B-eye-onic: Tune your vision with InWith’s smart contact lens
American startup InWith has developed a smart contact lens that uses microelectronics to display real-time information and offer wearers “tunable vision”.
The ultimate aim for the product, according to InWith, is to provide people with easy and instant access to virtual worlds within the metaverse. It was unveiled earlier this month at the 2022 edition of the Consumer Electronics Show in Las Vegas.
The InWith technology displayed at CES in 2022 aims to enable developers to place augmented vision display chip applications into any soft hydrogel contact lenses that millions of people wear daily.
InWith claims that the device can do everything from providing directions, to eliminating eyesight conditions like myopia, otherwise known as nearsightedness, which is when someone can see objects that are nearby, but objects farther away are blurry.
The patented technology integrates solid components and circuits into hydrogel materials by allowing the materials to expand and contract in the normal manufacturing process.
This breakthrough enables multiple developers to create displays and ophthalmic improvement applications for contact lenses and intraocular lenses already used by millions of people daily.
Theoretically, users would be able to alter their vision using a smartphone and apartnerign application.
InWith says it is already working with several companies to embed the technology into existing hydrogel lenses but is still awaiting approval from regulators.

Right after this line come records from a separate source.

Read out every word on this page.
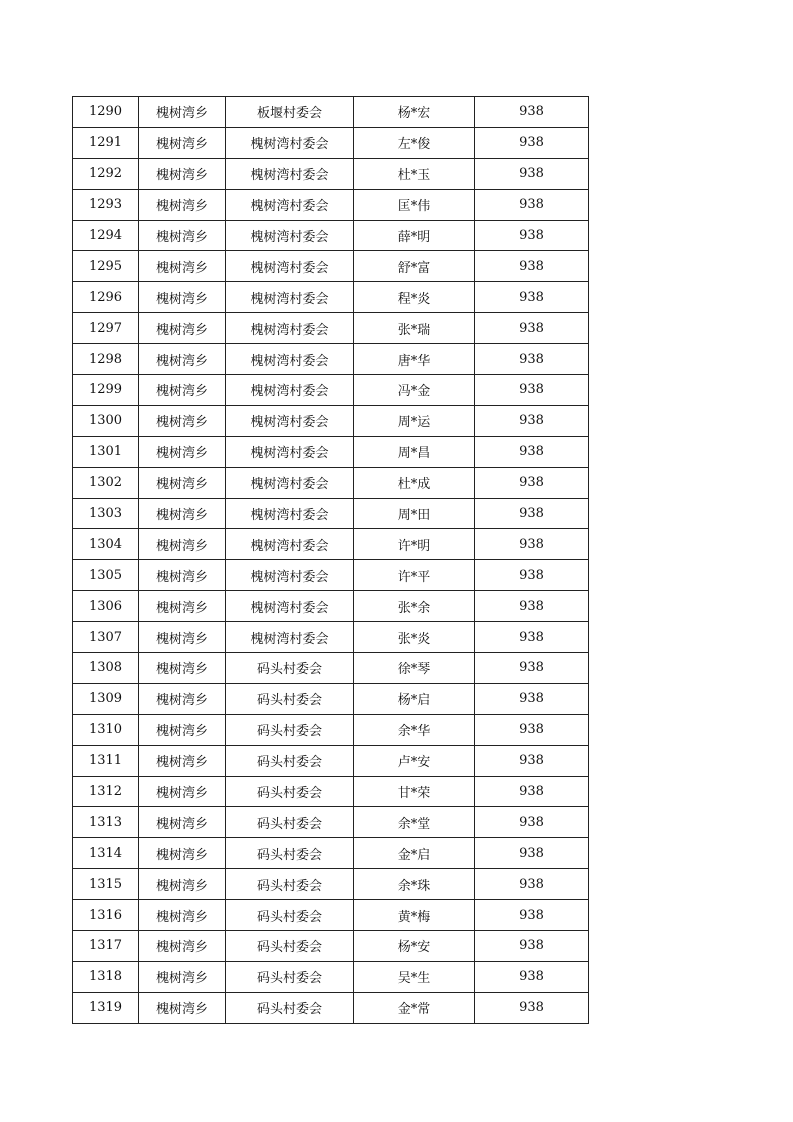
1290	槐树湾乡	板堰村委会	杨*宏	938
1291	槐树湾乡	槐树湾村委会	左*俊	938
1292	槐树湾乡	槐树湾村委会	杜*玉	938
1293	槐树湾乡	槐树湾村委会	匡*伟	938
1294	槐树湾乡	槐树湾村委会	薛*明	938
1295	槐树湾乡	槐树湾村委会	舒*富	938
1296	槐树湾乡	槐树湾村委会	程*炎	938
1297	槐树湾乡	槐树湾村委会	张*瑞	938
1298	槐树湾乡	槐树湾村委会	唐*华	938
1299	槐树湾乡	槐树湾村委会	冯*金	938
1300	槐树湾乡	槐树湾村委会	周*运	938
1301	槐树湾乡	槐树湾村委会	周*昌	938
1302	槐树湾乡	槐树湾村委会	杜*成	938
1303	槐树湾乡	槐树湾村委会	周*田	938
1304	槐树湾乡	槐树湾村委会	许*明	938
1305	槐树湾乡	槐树湾村委会	许*平	938
1306	槐树湾乡	槐树湾村委会	张*余	938
1307	槐树湾乡	槐树湾村委会	张*炎	938
1308	槐树湾乡	码头村委会	徐*琴	938
1309	槐树湾乡	码头村委会	杨*启	938
1310	槐树湾乡	码头村委会	余*华	938
1311	槐树湾乡	码头村委会	卢*安	938
1312	槐树湾乡	码头村委会	甘*荣	938
1313	槐树湾乡	码头村委会	余*堂	938
1314	槐树湾乡	码头村委会	金*启	938
1315	槐树湾乡	码头村委会	余*珠	938
1316	槐树湾乡	码头村委会	黄*梅	938
1317	槐树湾乡	码头村委会	杨*安	938
1318	槐树湾乡	码头村委会	吴*生	938
1319	槐树湾乡	码头村委会	金*常	938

Metaverse—the future is now
The coming greater Metaverse market has been estimated to be worth potentially a Trillion Dollars by industry experts, which InWith wants a slice of all to itself.

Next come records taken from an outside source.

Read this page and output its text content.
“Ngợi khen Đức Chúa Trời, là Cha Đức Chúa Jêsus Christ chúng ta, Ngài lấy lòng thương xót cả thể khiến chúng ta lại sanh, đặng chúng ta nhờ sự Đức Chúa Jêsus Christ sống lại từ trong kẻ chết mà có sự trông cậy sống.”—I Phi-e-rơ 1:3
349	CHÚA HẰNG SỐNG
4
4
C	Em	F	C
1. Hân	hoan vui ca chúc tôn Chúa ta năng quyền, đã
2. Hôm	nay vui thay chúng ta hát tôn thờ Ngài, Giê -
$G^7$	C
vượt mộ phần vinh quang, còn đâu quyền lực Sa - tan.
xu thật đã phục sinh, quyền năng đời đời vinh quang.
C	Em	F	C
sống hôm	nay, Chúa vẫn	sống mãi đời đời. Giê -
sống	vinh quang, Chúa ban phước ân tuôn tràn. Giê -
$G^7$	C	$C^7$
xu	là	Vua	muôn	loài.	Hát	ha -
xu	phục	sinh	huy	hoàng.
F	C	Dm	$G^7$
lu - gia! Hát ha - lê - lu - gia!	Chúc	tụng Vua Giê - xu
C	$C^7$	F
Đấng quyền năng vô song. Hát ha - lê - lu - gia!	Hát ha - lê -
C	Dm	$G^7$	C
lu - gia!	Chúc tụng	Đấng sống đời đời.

It claims to have several hundred patents, which allows an augmented reality (AR) display chip to be used with off-the-shelf contact lenses.
The company plans to achieve FDA Breakthrough Clearance this year and to put the futuristic smart contact lenses on the market shortly thereafter.
According to the company, the first applications of the technology will be “tunable vision” via mobile device and “augmented vision” coupled with mobile device control.